Clary makes an appearance in this story! As much as I am glad that the two childhood friends were reunited for a while, I really wish our Shadowhunter heroes would leave Simon alone. Simon’s memory loss is such a sore point for him that to have all of the characters from The Mortal Instruments, particularly Clary and Isabelle who should know better, constantly asking Simon to be careful of how he acts or expecting him to remember things really annoys me. His memories will come back when they are good and ready, so these people need to leave Simon alone! At least Simon has George Lovelace. But I wish his other friends would extend Simon the same courtesy that Lovelace does.
I understand that this isn’t an overly critical point, but I feel that the fact that I am arguing about the story proves a very important point. Clare’s characters always feel so real that we get defensive and protective of them like these characters are our friends. Or at least I do. Clare is the master of characterisation and this shines through in our ability to argue about characters’ treatment of other characters.
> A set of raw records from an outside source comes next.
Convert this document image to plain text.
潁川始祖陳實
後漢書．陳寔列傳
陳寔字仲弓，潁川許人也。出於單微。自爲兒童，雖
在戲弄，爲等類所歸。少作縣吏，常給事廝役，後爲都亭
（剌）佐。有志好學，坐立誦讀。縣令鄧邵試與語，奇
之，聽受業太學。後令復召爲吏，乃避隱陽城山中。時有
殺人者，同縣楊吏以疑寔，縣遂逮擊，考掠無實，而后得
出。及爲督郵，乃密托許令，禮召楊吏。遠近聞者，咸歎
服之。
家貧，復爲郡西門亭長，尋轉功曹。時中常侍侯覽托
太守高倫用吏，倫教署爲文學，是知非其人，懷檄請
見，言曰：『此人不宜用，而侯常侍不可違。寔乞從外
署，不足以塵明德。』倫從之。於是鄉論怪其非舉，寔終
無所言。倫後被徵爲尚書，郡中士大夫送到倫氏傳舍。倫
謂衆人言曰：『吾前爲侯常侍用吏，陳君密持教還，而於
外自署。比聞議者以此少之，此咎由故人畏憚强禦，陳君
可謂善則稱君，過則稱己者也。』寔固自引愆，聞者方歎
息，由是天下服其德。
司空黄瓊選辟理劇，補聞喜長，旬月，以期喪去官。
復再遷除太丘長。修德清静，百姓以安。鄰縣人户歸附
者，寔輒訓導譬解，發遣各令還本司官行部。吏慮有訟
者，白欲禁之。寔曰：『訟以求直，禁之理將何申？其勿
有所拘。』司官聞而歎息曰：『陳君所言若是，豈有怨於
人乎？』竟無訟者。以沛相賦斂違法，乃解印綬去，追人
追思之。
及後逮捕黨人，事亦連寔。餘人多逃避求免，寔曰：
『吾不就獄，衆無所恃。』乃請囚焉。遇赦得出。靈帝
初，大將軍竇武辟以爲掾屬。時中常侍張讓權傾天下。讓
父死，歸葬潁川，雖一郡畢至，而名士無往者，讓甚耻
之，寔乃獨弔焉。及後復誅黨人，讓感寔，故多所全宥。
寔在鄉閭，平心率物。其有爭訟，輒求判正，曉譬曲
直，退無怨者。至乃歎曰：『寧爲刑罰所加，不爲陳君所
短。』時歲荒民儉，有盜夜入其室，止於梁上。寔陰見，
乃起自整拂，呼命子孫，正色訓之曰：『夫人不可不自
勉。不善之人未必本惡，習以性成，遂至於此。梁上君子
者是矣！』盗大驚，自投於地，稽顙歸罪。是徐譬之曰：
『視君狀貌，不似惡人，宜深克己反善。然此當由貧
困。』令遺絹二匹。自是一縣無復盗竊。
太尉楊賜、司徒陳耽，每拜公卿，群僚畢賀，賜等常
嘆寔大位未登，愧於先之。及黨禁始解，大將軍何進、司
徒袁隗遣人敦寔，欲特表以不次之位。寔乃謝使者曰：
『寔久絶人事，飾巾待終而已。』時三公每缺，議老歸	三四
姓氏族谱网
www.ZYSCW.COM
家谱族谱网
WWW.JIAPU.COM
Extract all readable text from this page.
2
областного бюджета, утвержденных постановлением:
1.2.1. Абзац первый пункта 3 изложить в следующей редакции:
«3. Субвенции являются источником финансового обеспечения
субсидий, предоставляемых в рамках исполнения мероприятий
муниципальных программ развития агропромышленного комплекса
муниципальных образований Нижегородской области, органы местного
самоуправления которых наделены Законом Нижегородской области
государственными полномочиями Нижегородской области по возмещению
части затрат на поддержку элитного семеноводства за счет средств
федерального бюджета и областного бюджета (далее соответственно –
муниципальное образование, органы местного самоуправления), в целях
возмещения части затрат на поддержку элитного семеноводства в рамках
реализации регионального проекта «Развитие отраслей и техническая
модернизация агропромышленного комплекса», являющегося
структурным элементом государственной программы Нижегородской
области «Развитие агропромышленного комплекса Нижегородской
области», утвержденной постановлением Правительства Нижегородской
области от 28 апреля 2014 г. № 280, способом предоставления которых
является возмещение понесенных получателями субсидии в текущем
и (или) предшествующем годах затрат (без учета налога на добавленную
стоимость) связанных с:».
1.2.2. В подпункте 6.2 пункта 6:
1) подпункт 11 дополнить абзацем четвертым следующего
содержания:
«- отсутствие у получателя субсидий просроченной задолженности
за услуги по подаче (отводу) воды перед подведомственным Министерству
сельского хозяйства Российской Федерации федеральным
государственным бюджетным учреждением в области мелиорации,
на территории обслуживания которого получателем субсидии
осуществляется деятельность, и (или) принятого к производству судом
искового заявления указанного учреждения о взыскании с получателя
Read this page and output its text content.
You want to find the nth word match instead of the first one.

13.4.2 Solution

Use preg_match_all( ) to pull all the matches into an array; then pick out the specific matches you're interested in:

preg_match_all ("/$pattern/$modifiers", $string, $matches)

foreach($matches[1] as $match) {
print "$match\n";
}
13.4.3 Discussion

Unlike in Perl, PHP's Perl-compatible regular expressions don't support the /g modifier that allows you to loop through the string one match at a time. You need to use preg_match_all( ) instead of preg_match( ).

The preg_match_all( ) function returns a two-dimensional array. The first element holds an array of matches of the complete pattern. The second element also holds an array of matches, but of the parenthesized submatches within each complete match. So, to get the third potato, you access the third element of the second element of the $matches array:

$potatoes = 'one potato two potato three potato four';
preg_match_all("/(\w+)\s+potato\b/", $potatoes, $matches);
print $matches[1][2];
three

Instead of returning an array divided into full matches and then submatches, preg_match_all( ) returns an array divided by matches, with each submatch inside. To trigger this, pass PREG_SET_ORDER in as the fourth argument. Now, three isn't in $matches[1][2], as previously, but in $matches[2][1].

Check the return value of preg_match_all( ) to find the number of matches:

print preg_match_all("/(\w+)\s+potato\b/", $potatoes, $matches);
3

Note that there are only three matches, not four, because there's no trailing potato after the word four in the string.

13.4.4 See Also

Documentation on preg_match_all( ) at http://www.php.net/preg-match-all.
This is a short review, I know, but there’s not much for me to say without giving away a lot of the story. I will say this, though: a few of our Nephilim-in-training are sent to deal with a rogue vampire. Ethical debates ensue. So this story is more about how our characters react to facts and law and such rather than the plot itself. But the plot is still engaging. And, of course, we get Simon’s sarcastic humour. Which is always fun.